Similarly there was a young boy who had been resident at FoH and then ran away. We saw him on the street and he looked pretty scared - I think he thought he would be in trouble with us! I told him how nice it was to see him and how I missed him coming into the Library to read with me. He told me that he missed the Library too and I invited him back whenever he wanted to come. The next morning he was there, although I unfortunately wasn't around when he popped in. I hope I'll see him another day.
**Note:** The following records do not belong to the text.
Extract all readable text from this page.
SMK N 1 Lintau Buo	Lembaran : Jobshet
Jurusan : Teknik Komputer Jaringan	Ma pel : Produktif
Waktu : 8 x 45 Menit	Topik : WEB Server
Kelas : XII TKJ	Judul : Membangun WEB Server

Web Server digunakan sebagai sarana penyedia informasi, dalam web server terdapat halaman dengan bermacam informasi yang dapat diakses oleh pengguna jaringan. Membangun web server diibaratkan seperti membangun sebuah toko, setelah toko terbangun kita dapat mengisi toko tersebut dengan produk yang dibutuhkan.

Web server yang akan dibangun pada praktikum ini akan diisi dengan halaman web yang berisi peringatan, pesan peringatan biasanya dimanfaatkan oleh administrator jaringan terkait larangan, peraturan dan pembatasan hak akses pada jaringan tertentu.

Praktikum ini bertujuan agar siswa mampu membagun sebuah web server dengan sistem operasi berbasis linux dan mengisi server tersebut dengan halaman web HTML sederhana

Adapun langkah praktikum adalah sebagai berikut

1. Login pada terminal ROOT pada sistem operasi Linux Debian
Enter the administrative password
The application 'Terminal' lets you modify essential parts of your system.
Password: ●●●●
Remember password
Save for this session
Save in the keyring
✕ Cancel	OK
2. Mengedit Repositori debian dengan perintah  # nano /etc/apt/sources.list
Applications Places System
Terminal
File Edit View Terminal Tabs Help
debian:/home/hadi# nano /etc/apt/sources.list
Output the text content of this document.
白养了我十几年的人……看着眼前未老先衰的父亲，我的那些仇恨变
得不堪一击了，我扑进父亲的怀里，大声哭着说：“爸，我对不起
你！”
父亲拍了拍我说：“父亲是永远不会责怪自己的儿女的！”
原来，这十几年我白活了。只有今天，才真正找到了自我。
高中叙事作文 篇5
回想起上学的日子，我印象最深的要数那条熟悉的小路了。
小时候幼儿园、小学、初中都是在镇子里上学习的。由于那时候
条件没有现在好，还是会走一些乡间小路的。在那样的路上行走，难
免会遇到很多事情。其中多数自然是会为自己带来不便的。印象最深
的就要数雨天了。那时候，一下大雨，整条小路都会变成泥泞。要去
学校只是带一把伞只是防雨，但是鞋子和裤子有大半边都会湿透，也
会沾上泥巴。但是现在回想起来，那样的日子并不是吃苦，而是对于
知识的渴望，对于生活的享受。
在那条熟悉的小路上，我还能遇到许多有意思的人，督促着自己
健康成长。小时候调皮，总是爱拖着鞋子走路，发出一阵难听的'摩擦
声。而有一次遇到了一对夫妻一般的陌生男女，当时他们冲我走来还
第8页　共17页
For hygiene reasons I am told not to shake hands but to bump fists with the people I meet on the street. I find this really hard - first because it is now an automatic reflex to shake hands with anyone and everyone, and second because it makes me feel a bit like a dad at a school disco! I have noticed that the boys on the street really like to shake my hand and keep hold of it while they talk to me, and this has made me think about how often they get any kind of physical contact with another person - especially a white woman. I can't offer these boys very much - I don't have the skills or experience to mentor them; I can't understand what they are going through because I have lived a life of huge privilege; but I can hold their hands and put my arm around them and dance with them and make them feel like I value their company for 5 or 10 minutes. So the fist bumping has gone for good, and the hand sanitizer gel is applied liberally as soon as I get home!

My friend Sarah came with us on the street visits and she commented that seeing the conditions in which these boys live had rocked her faith in humanity. I can see her point, but for me it's the opposite. I look at the boys we meet, and see how friendly they are despite the lives they lead, and I think about the strength that they have inside of them - wherever it comes from. I see the kids at work, who have just had brilliant end of term reports from school, and are telling me that they want to become lawyers and journalists and pop stars and footballers (of course!), and I am in awe of them.

Before I came to Zambia, one of my friends told me a story: there once was a little girl who went to the beach. She found thousands of starfish which had been washed up by the tide, and they were all dying. So she began to throw them back into the sea, one by one. Her parents came to find her and told her off: "Stop it! You can never help all of them, your work is pointless!" But the little girl replied "I am not counting the ones I can't help, I am counting the ones I can." I know that there will always be kids on the street, but I look at the people I work with, and I see how much of their lives they have dedicated to throwing the starfish back in the sea (however clichéd that may sound), and it gives me huge hope.